La reprise de Mory Ducros achoppe sur les indemnités de licenciement


L'offre de reprise du transporteur Mory Ducros par Arcole Industries, présentée jeudi 20 février aux représentants du personnel, achoppe encore sur la validité de l'accord social signé par les syndicats et la répartition des indemnités supra légales aux salariés licenciés.


2.000 emplois en sous-traitance ou intérim dépendent de Mory Ducros © Mory Ducros
2.000 emplois en sous-traitance ou intérim dépendent de Mory Ducros © Mory Ducros
L'offre de reprise de Mory Ducros achoppe sur la répartition des indemnités de licenciement. Cette offre doit être examinée jeudi 20 février et éventuellement vendredi 21 février à l'occasion d'un comité d'entreprise (CE) extraordinaire, avant d'être transmise à l'administration (Direccte - direction régionale du travail) qui rendra son avis. Validée le 6 février par le tribunal de commerce de Pontoise (Val-d'Oise), cette offre prévoit la reprise de 2.210 salariés sur 5.000 et de 50 agences sur 85. Elle comprend également une enveloppe de 30 millions d'euros d'indemnités supra légales destinées aux salariés qui vont perdre leur emploi, en plus des indemnités normales de licenciement. Le montant et le mode de répartition de ces indemnités supra légales aux salariés licenciés a constitué la principale pierre d'achoppement des négociations avec Arcole.
C'est in extremis que la CFDT, premier syndicat de l'entreprise, a avalisé un accord majoritaire sur le plan social accepté par FO, la CFTC et la CFE-CGC et rejeté par la CGT. Le patron de la fédération des transports de la CFDT, André Milan, a signé lui-même cet accord durant l'audience du tribunal de commerce, après le refus du délégué syndical central CFDT de Mory Ducros de le faire au risque que l'entreprise soit liquidée. Pourtant, seuls les syndicats représentatifs d'une entreprise peuvent signer des accords collectifs, selon un juriste. "L'administrateur judiciaire ne veut pas déposer le texte majoritaire auprès de la Direccte par crainte que quelqu'un conteste sa validité", compte tenu des doutes portant sur la légalité de la signature de la CFDT, selon Jérôme Vérité, délégué CGT. "Ce problème de la validité de la signature de la CFDT est toujours en suspens, ce qui fait que l'administrateur judiciaire va certainement être contraint de prendre une décision unilatérale", a confirmé Denis Jean-Baptiste, secrétaire CFDT du CE. Il se passera ainsi de la signature majoritaire des syndicats, a-t-il précisé.

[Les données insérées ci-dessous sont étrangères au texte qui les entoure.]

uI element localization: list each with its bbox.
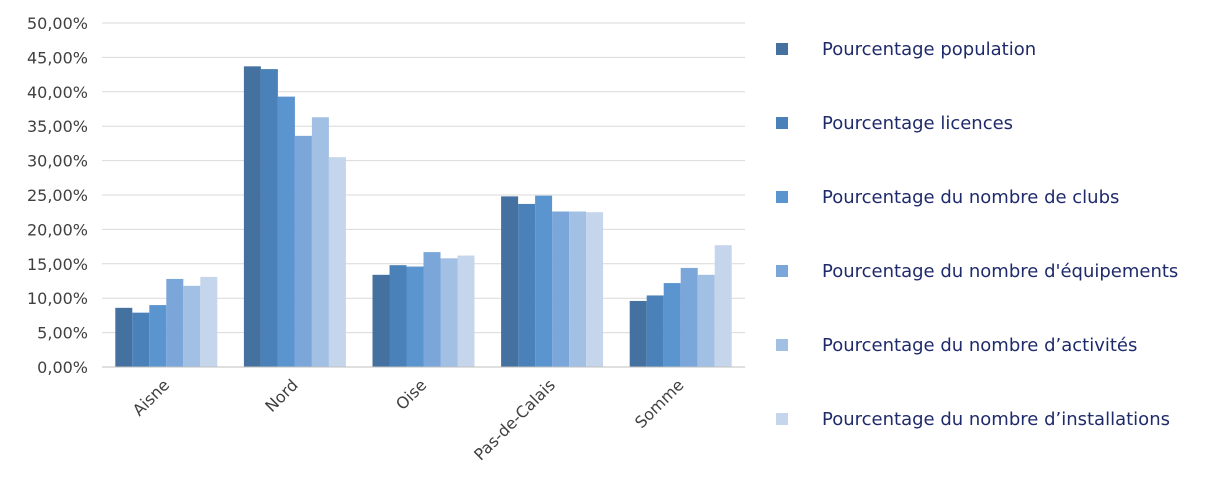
bar (457, 255, 475, 367)
legend-label: Pourcentage du nombre de clubs (822, 187, 1119, 208)
y-tick-label: 0,00% (37, 358, 88, 377)
bar (328, 157, 346, 367)
bar (372, 274, 390, 367)
legend-swatch (776, 43, 788, 55)
legend-label: Pourcentage du nombre d'équipements (822, 261, 1178, 282)
bar (535, 195, 553, 367)
y-tick-label: 40,00% (27, 83, 88, 102)
legend-swatch (776, 339, 788, 351)
bar (166, 278, 184, 367)
bar (243, 66, 261, 368)
y-tick-label: 10,00% (27, 289, 88, 308)
bar (277, 96, 295, 367)
bar (663, 283, 681, 367)
bar (697, 274, 715, 367)
legend: Pourcentage population Pourcentage licenc… (776, 39, 1178, 430)
x-tick-label: Aisne (129, 375, 173, 419)
bar (132, 312, 150, 367)
bar (518, 203, 536, 367)
x-tick-label: Oise (392, 375, 430, 413)
bar (260, 69, 278, 367)
bar (501, 196, 519, 367)
y-tick-label: 45,00% (27, 48, 88, 67)
bar (629, 300, 647, 367)
x-tick-label: Nord (261, 375, 301, 415)
bar (680, 267, 698, 367)
legend-swatch (776, 191, 788, 203)
x-tick-label: Somme (631, 375, 688, 432)
legend-swatch (776, 265, 788, 277)
bar (311, 117, 329, 367)
y-tick-label: 50,00% (27, 14, 88, 33)
bar (200, 276, 218, 367)
bar (646, 295, 664, 367)
x-tick-label: Pas-de-Calais (470, 375, 559, 464)
bars (115, 66, 732, 368)
legend-label: Pourcentage du nombre d’installations (822, 409, 1170, 430)
y-tick-label: 20,00% (27, 220, 88, 239)
legend-label: Pourcentage licences (822, 113, 1013, 134)
legend-label: Pourcentage population (822, 39, 1036, 60)
bar (406, 266, 424, 367)
bar (115, 307, 133, 367)
bar (423, 252, 441, 367)
legend-swatch (776, 117, 788, 129)
y-tick-label: 35,00% (27, 117, 88, 136)
y-tick-label: 5,00% (37, 324, 88, 343)
y-tick-label: 30,00% (27, 152, 88, 171)
y-tick-label: 25,00% (27, 186, 88, 205)
legend-swatch (776, 413, 788, 425)
bar (183, 285, 201, 367)
bar (149, 305, 167, 367)
bar (569, 211, 587, 367)
legend-label: Pourcentage du nombre d’activités (822, 335, 1137, 356)
bar (440, 258, 458, 367)
bar (586, 212, 604, 367)
bar (552, 211, 570, 367)
y-axis-ticks: 0,00% 5,00% 10,00% 15,00% 20,00% 25,00% 30,00%… (27, 14, 88, 377)
bar (714, 245, 732, 367)
bar (389, 265, 407, 367)
x-axis-labels: Aisne Nord Oise Pas-de-Calais Somme (129, 375, 688, 464)
bar (294, 135, 312, 367)
y-tick-label: 15,00% (27, 255, 88, 274)
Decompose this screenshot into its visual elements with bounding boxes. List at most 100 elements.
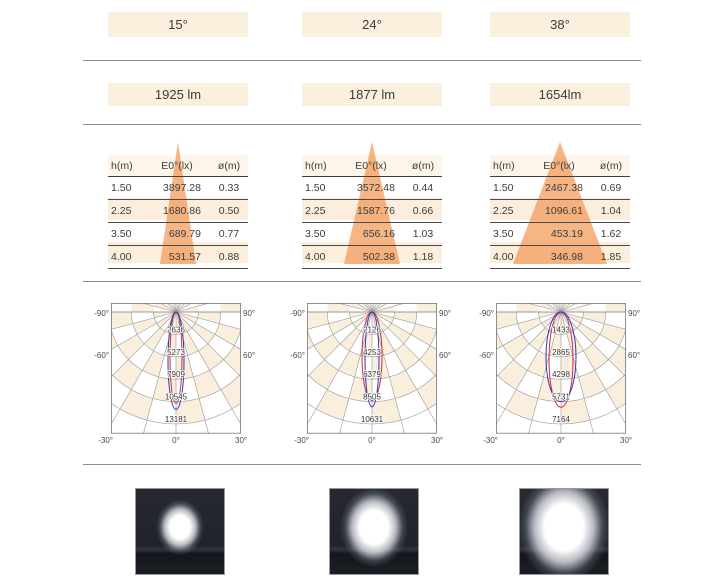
- polar-chart-svg: 1433 2865 4298 5731 7164: [496, 303, 626, 434]
- table-row: 4.00 346.98 1.85: [490, 246, 630, 269]
- ring-value-label: 4298: [552, 370, 570, 379]
- ring-value-label: 4253: [363, 348, 381, 357]
- polar-angle-label: 0°: [172, 436, 180, 445]
- beam-spot: [136, 489, 224, 574]
- cell-height: 4.00: [493, 251, 514, 263]
- cell-diameter: 1.18: [412, 251, 434, 263]
- table-header-row: h(m) E0°(lx) ø(m): [108, 155, 248, 177]
- polar-angle-label: 30°: [431, 436, 444, 445]
- polar-angle-label: 30°: [620, 436, 633, 445]
- lumen-value: 1877 lm: [348, 87, 396, 102]
- beam-photo: [329, 488, 419, 575]
- polar-angle-label: -90°: [94, 309, 109, 318]
- polar-angle-label: -30°: [98, 436, 113, 445]
- blue-curve: [545, 311, 577, 403]
- cell-illuminance: 346.98: [550, 251, 583, 263]
- cell-diameter: 0.69: [600, 182, 622, 194]
- col-header-illuminance: E0°(lx): [355, 159, 387, 172]
- col-header-height: h(m): [493, 159, 515, 172]
- ring-value-label: 6379: [363, 370, 381, 379]
- beam-spot: [330, 489, 418, 574]
- cell-diameter: 0.33: [218, 182, 240, 194]
- cell-illuminance: 502.38: [362, 251, 395, 263]
- table-row: 1.50 3897.28 0.33: [108, 177, 248, 200]
- separator-line: [83, 281, 641, 282]
- polar-angle-label: -30°: [294, 436, 309, 445]
- cell-height: 3.50: [305, 228, 326, 240]
- table-row: 2.25 1587.76 0.66: [302, 200, 442, 223]
- ring-value-label: 5273: [167, 348, 185, 357]
- polar-angle-label: 60°: [243, 351, 256, 360]
- cell-height: 2.25: [305, 205, 326, 217]
- blue-curve: [364, 311, 380, 408]
- beam-angle-box: 24°: [302, 12, 442, 37]
- cell-illuminance: 689.79: [168, 228, 201, 240]
- beam-spot: [520, 489, 608, 574]
- ring-value-label: 2636: [167, 325, 185, 334]
- polar-chart: 2126 4253 6379 8505 10631 -90° -60° -30° 0° …: [279, 299, 469, 451]
- polar-angle-label: -90°: [290, 309, 305, 318]
- cell-diameter: 0.44: [412, 182, 434, 194]
- cell-height: 2.25: [493, 205, 514, 217]
- polar-angle-label: 0°: [368, 436, 376, 445]
- cell-illuminance: 3897.28: [163, 182, 201, 194]
- cell-diameter: 1.85: [600, 251, 622, 263]
- polar-angle-label: 90°: [243, 309, 256, 318]
- table-row: 3.50 689.79 0.77: [108, 223, 248, 246]
- table-header-row: h(m) E0°(lx) ø(m): [302, 155, 442, 177]
- cell-height: 2.25: [111, 205, 132, 217]
- table-row: 4.00 531.57 0.88: [108, 246, 248, 269]
- ring-value-label: 8505: [363, 393, 381, 402]
- cell-height: 3.50: [111, 228, 132, 240]
- cell-illuminance: 3572.48: [357, 182, 395, 194]
- cell-height: 1.50: [493, 182, 514, 194]
- table-row: 1.50 2467.38 0.69: [490, 177, 630, 200]
- cell-diameter: 1.04: [600, 205, 622, 217]
- cell-height: 4.00: [111, 251, 132, 263]
- beam-angle-box: 15°: [108, 12, 248, 37]
- polar-angle-label: 30°: [235, 436, 248, 445]
- table-row: 3.50 453.19 1.62: [490, 223, 630, 246]
- polar-chart-svg: 2126 4253 6379 8505 10631: [307, 303, 437, 434]
- lumen-value: 1654lm: [538, 87, 582, 102]
- cell-height: 1.50: [111, 182, 132, 194]
- cell-illuminance: 453.19: [550, 228, 583, 240]
- table-row: 2.25 1680.86 0.50: [108, 200, 248, 223]
- table-row: 4.00 502.38 1.18: [302, 246, 442, 269]
- table-header-row: h(m) E0°(lx) ø(m): [490, 155, 630, 177]
- polar-angle-label: -30°: [483, 436, 498, 445]
- ring-value-label: 10631: [361, 415, 384, 424]
- cell-diameter: 0.77: [218, 228, 240, 240]
- ring-value-label: 2865: [552, 348, 570, 357]
- separator-line: [83, 464, 641, 465]
- ring-value-label: 1433: [552, 325, 570, 334]
- beam-angle-box: 38°: [490, 12, 630, 37]
- polar-chart: 2636 5273 7909 10545 13181 -90° -60° -30° 0°…: [83, 299, 273, 451]
- col-header-diameter: ø(m): [217, 159, 241, 172]
- photometric-table: h(m) E0°(lx) ø(m) 1.50 3897.28 0.33 2.25…: [108, 155, 248, 269]
- cell-diameter: 0.66: [412, 205, 434, 217]
- polar-chart: 1433 2865 4298 5731 7164 -90° -60° -30° 0° 3…: [468, 299, 658, 451]
- col-header-diameter: ø(m): [411, 159, 435, 172]
- cell-diameter: 1.03: [412, 228, 434, 240]
- lumen-box: 1654lm: [490, 83, 630, 106]
- table-row: 3.50 656.16 1.03: [302, 223, 442, 246]
- cell-illuminance: 656.16: [362, 228, 395, 240]
- polar-angle-label: -60°: [94, 351, 109, 360]
- cell-illuminance: 531.57: [168, 251, 201, 263]
- polar-angle-label: -60°: [479, 351, 494, 360]
- polar-angle-label: 90°: [439, 309, 452, 318]
- cell-illuminance: 1680.86: [163, 205, 201, 217]
- polar-angle-label: 0°: [557, 436, 565, 445]
- cell-height: 4.00: [305, 251, 326, 263]
- cell-diameter: 1.62: [600, 228, 622, 240]
- col-header-illuminance: E0°(lx): [543, 159, 575, 172]
- cell-diameter: 0.88: [218, 251, 240, 263]
- polar-angle-label: -60°: [290, 351, 305, 360]
- photometric-table: h(m) E0°(lx) ø(m) 1.50 3572.48 0.44 2.25…: [302, 155, 442, 269]
- ring-value-label: 7909: [167, 370, 185, 379]
- beam-angle-value: 15°: [168, 17, 188, 32]
- cell-diameter: 0.50: [218, 205, 240, 217]
- beam-angle-value: 24°: [362, 17, 382, 32]
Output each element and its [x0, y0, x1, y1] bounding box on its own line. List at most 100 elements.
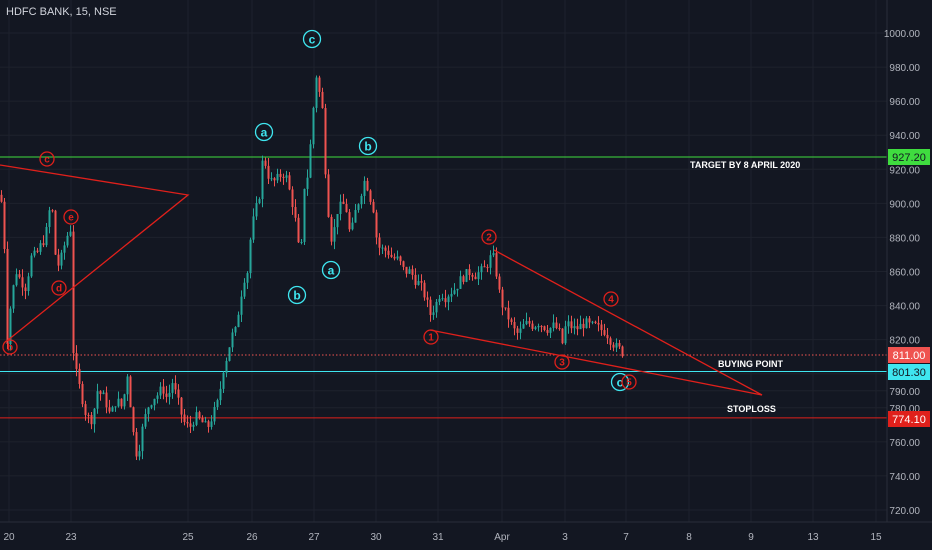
- drawings: [0, 164, 763, 396]
- candle-body: [591, 321, 594, 323]
- candle-body: [363, 180, 366, 196]
- wave-circle: [358, 136, 378, 156]
- candle-body: [366, 180, 369, 191]
- wave-label: 4: [608, 295, 614, 306]
- wave-label: 2: [486, 233, 492, 244]
- candle-body: [9, 308, 12, 344]
- candle-body: [252, 216, 255, 240]
- wave-label: b: [364, 140, 371, 154]
- candle-body: [615, 343, 618, 348]
- candle-body: [546, 329, 549, 333]
- price-tag-dotted: 811.00: [888, 347, 930, 363]
- candle-body: [210, 421, 213, 427]
- candle-body: [48, 210, 51, 227]
- candle-body: [606, 334, 609, 339]
- x-tick-label: 7: [623, 532, 629, 543]
- candle-body: [531, 323, 534, 329]
- candle-body: [231, 332, 234, 348]
- x-tick-label: 8: [686, 532, 692, 543]
- candle-body: [570, 321, 573, 329]
- wave-circle: [321, 260, 341, 280]
- x-tick-label: 25: [182, 532, 194, 543]
- candle-body: [15, 274, 18, 286]
- x-tick-label: 30: [370, 532, 382, 543]
- y-tick-label: 960.00: [889, 97, 920, 108]
- candle-body: [444, 298, 447, 303]
- candle-body: [315, 77, 318, 108]
- candle-body: [3, 201, 6, 249]
- candle-body: [306, 177, 309, 189]
- candle-body: [621, 346, 624, 357]
- y-tick-label: 840.00: [889, 302, 920, 313]
- time-axis[interactable]: 20 23 25 26 27 30 31 Apr 3 7 8 9 13 15: [3, 532, 882, 543]
- x-tick-label: 31: [432, 532, 444, 543]
- candle-body: [327, 174, 330, 217]
- candle-body: [561, 328, 564, 344]
- candle-body: [60, 252, 63, 266]
- wave-circle: [554, 354, 570, 370]
- candle-body: [453, 290, 456, 294]
- candle-body: [555, 322, 558, 329]
- candle-body: [417, 281, 420, 285]
- wave-circle: [610, 372, 630, 392]
- candle-body: [312, 107, 315, 145]
- candle-body: [30, 255, 33, 277]
- candle-body: [336, 213, 339, 228]
- wave-circle: [621, 374, 637, 390]
- candle-body: [540, 326, 543, 328]
- wedge-lower-line[interactable]: [429, 329, 763, 396]
- candle-body: [564, 326, 567, 344]
- price-tag-target-text: 927.20: [892, 152, 926, 164]
- candle-body: [225, 360, 228, 373]
- wave-label: d: [56, 284, 62, 295]
- candle-body: [57, 254, 60, 266]
- wedge-upper-line[interactable]: [493, 249, 763, 396]
- wave-label: 1: [428, 333, 434, 344]
- candle-body: [87, 414, 90, 416]
- candle-body: [165, 393, 168, 397]
- y-tick-label: 1000.00: [884, 29, 921, 40]
- price-tag-dotted-text: 811.00: [893, 350, 926, 362]
- candle-body: [228, 347, 231, 361]
- candle-body: [378, 237, 381, 248]
- candle-body: [138, 451, 141, 457]
- price-tag-buying: 801.30: [888, 364, 930, 380]
- wave-label: 5: [626, 378, 632, 389]
- candle-body: [183, 414, 186, 422]
- candle-body: [111, 407, 114, 412]
- candle-body: [582, 323, 585, 329]
- candle-body: [372, 201, 375, 213]
- candle-body: [516, 328, 519, 333]
- candle-body: [486, 267, 489, 269]
- candle-body: [108, 407, 111, 412]
- candle-body: [447, 296, 450, 303]
- candle-body: [603, 330, 606, 335]
- candle-body: [597, 322, 600, 325]
- candle-body: [462, 276, 465, 282]
- wave-label: e: [68, 213, 74, 224]
- candle-body: [147, 407, 150, 415]
- candle-body: [261, 160, 264, 200]
- candle-body: [390, 254, 393, 257]
- candle-body: [207, 421, 210, 427]
- candle-body: [354, 210, 357, 223]
- candle-body: [534, 327, 537, 329]
- candle-body: [114, 406, 117, 408]
- candle-body: [153, 398, 156, 406]
- candle-body: [579, 323, 582, 330]
- candle-body: [432, 312, 435, 315]
- candle-body: [441, 298, 444, 300]
- candle-body: [333, 227, 336, 242]
- price-axis[interactable]: 1000.00 980.00 960.00 940.00 920.00 900.00 880…: [884, 29, 921, 517]
- candle-body: [468, 269, 471, 275]
- wave-label: a: [328, 264, 335, 278]
- candle-body: [219, 388, 222, 401]
- candle-body: [510, 319, 513, 322]
- candle-body: [264, 160, 267, 166]
- candle-body: [33, 250, 36, 256]
- candle-body: [405, 266, 408, 274]
- triangle-drawing[interactable]: [0, 164, 190, 341]
- wave-circle: [2, 339, 18, 355]
- candle-body: [396, 256, 399, 259]
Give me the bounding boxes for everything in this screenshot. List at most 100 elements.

Les salariés veulent faire valoir l'ancienneté

En outre, faute d'accord entre les délégués syndicaux sur le mode de répartition des indemnités supra légales aux salariés licenciés, le comité d'entreprise et l'administrateur vont fixer cette répartition, au plus près cependant des propositions des syndicats, a indiqué Denis Jean-Baptiste. La base de travail consistait à attribuer 2.000 euros à chacun des salariés licenciés et de répartir l'enveloppe restante en fonction de l'ancienneté de chacun, a-t-il précisé. Selon lui, "il y a une forte demande de la base pour que l'ancienneté soit prise en compte". Le CE, reporté à plusieurs reprises, devrait se poursuivre vendredi 21 février et se clore par un avis consultatif rendu par les représentants du personnel. Puis le dossier sera transmis à la Direccte par l'administrateur judiciaire. Celle-ci aura une huitaine de jours pour valider ou non l'offre de reprise.
Outre l'enveloppe de 30 millions pour les salariés licenciés, Arcole va injecter dans l'entreprise 17,5 millions d'euros et l'État va prêter 17,5 millions. Les 2.850 salariés licenciés vont également bénéficier du contrat de sécurisation professionnelle, avec l'assurance de toucher 97 % de leur salaire pendant un an, et d'une bourse à l'emploi alimentée par les entreprises du secteur. Cette bourse sera également ouverte aux salariés des entreprises sous-traitantes, qui seraient licenciés en raison de la fermeture d'agences de Mory Ducros. 2.000 emplois en sous-traitance ou intérim dépendent de Mory Ducros.